Anne-Sophie Studer, MD

Dre Studer est titulaire d’un Diplôme de Docteur en Médecine et spécialisée en Chirurgie générale, qu’elle a obtenu à l’Université d’Aix-Marseille en France, en 2015. Durant sa résidence, elle a également eu l’occasion de soutenir sa thèse de Médecine en Traumatologie et de réaliser un Master en Anthropologie Biologique. Elle s’est formée pendant deux ans en chirurgie minimale invasive, colo-rectale et chirurgie d’urgence à Aix-en-Provence. Puis, elle est venue effectuer deux ans de fellowship en traumatologie et chirurgie bariatrique et robotique, avec l’Université de Montréal, avant d’intégrer l’équipe et d’être nommée Chargée de l’enseignement clinique.

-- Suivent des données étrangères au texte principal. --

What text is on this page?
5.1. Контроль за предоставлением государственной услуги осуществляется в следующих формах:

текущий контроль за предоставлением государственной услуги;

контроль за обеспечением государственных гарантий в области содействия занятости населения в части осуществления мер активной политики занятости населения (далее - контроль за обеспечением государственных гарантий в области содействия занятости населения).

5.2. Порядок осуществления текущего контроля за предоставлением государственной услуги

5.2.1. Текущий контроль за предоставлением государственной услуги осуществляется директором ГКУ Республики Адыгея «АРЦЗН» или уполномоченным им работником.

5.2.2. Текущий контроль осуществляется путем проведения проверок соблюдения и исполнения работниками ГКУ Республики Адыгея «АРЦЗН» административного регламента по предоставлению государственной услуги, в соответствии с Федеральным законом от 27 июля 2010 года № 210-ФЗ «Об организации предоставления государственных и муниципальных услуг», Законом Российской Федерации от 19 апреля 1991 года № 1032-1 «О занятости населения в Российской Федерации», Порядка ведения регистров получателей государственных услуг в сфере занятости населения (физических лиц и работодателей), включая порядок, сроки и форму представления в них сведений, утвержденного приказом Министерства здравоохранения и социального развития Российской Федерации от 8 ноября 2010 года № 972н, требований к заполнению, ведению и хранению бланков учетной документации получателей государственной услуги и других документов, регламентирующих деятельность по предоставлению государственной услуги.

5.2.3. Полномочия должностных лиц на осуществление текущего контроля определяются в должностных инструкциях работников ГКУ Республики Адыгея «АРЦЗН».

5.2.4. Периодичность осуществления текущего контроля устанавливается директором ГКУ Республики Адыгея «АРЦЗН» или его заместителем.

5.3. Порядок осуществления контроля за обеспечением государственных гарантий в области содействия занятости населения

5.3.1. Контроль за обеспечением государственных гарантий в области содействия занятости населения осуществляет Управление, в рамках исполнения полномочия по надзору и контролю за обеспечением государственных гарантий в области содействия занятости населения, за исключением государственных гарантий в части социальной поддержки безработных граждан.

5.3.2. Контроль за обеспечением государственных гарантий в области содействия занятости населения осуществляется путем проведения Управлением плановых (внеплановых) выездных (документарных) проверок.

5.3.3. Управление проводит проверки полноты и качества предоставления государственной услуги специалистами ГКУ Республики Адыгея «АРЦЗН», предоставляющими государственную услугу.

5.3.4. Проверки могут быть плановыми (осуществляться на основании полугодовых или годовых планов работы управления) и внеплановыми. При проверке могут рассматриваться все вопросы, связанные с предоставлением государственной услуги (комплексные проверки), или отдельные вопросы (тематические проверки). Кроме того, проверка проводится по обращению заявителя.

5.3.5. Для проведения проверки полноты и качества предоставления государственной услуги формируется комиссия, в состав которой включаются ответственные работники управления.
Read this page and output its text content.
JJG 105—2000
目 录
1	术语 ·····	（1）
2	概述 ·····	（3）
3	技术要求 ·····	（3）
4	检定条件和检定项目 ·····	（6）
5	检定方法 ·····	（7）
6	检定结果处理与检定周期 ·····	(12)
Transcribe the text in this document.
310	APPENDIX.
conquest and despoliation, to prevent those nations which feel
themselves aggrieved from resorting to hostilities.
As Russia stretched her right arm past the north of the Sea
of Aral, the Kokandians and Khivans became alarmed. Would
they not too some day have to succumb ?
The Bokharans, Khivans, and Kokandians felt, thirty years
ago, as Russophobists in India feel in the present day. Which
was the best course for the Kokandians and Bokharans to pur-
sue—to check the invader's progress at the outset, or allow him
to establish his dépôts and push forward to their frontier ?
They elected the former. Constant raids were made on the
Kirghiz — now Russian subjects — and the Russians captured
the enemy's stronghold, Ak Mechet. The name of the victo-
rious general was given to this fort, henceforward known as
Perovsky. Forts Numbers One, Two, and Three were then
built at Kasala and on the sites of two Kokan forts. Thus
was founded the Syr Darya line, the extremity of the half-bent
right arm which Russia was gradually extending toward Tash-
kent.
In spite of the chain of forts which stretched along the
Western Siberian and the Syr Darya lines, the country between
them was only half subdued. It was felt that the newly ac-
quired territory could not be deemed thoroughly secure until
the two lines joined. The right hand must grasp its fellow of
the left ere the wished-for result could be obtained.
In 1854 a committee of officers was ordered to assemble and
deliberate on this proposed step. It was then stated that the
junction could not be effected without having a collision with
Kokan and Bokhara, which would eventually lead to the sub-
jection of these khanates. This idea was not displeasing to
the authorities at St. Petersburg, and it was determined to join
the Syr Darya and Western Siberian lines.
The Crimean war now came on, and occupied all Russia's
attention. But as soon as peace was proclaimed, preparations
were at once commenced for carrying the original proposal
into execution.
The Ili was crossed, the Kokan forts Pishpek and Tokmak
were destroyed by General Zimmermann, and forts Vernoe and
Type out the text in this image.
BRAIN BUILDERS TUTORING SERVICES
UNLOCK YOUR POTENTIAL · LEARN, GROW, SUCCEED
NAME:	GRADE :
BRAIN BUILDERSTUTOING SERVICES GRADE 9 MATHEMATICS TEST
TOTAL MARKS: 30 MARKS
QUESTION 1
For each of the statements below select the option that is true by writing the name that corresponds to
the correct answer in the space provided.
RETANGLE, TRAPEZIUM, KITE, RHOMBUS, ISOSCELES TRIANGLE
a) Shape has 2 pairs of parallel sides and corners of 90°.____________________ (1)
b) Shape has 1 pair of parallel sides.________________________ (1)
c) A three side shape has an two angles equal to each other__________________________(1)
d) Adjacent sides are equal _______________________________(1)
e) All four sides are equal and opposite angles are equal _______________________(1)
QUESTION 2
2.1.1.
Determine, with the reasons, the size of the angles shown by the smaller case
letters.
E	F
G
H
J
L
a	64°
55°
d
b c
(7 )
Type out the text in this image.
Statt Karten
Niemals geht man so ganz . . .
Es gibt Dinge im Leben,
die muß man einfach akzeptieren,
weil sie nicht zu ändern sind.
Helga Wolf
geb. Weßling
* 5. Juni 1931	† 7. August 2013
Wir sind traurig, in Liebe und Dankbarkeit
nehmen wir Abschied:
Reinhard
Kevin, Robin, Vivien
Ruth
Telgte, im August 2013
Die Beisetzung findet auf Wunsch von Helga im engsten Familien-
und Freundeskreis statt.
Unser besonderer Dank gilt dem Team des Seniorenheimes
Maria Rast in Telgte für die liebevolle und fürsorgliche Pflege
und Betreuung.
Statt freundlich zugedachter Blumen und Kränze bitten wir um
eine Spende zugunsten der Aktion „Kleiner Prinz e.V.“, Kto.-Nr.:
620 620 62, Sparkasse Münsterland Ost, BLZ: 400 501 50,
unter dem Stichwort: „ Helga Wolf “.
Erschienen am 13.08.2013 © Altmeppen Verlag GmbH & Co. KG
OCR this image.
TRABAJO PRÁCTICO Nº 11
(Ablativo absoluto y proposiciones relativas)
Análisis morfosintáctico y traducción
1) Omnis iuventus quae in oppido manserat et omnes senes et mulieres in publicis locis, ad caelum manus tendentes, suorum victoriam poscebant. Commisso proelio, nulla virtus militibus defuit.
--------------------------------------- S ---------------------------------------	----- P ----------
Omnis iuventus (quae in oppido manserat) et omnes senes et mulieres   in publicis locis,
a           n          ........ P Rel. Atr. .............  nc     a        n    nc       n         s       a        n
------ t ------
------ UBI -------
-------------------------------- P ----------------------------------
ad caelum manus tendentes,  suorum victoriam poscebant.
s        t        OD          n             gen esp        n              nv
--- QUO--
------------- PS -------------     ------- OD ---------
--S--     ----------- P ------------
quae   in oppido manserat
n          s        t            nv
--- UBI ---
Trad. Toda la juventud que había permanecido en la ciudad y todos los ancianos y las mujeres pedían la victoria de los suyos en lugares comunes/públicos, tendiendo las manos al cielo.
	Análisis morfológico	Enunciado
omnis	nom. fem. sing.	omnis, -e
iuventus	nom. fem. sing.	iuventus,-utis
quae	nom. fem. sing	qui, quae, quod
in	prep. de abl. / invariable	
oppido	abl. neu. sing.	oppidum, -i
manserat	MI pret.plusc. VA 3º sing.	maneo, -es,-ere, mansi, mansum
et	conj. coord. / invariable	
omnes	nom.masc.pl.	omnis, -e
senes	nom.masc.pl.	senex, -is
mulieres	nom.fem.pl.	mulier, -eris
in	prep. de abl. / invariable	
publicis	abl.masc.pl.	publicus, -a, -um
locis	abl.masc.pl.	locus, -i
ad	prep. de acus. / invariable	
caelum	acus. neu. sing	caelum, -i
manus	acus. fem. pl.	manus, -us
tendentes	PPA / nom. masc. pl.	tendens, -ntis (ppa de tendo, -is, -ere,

Aujourd’hui, elle exerce en chirurgie bariatrique, minimale invasive et robotique, mais participe également à l’activité de chirurgie générale, d’urgence, et traumatologie au CIUSSS du nord de l’île de Montréal.

 

Le projet EMBRACE est financé par la Fondation de la famille Weston dans le cadre de son initiative sur le microbiome. La Fondation de la famille Weston investit dans l’innovation et l’apprentissage pour produire des impacts mesurables sur le bien-être des Canadiens.

 


Partenaires institutionnels

Ce projet du Centre de médecine comportementale de Montréal (CMCM) est mené en partenariat avec le Centre intégré universitaire de santé et de services sociaux du Nord-de-l’Île-de-Montréal (CIUSSS-NIM), l’Université Concordia, l’Université d’Ottawa et l’Institut universitaire de gériatrie de Montréal (IUGM).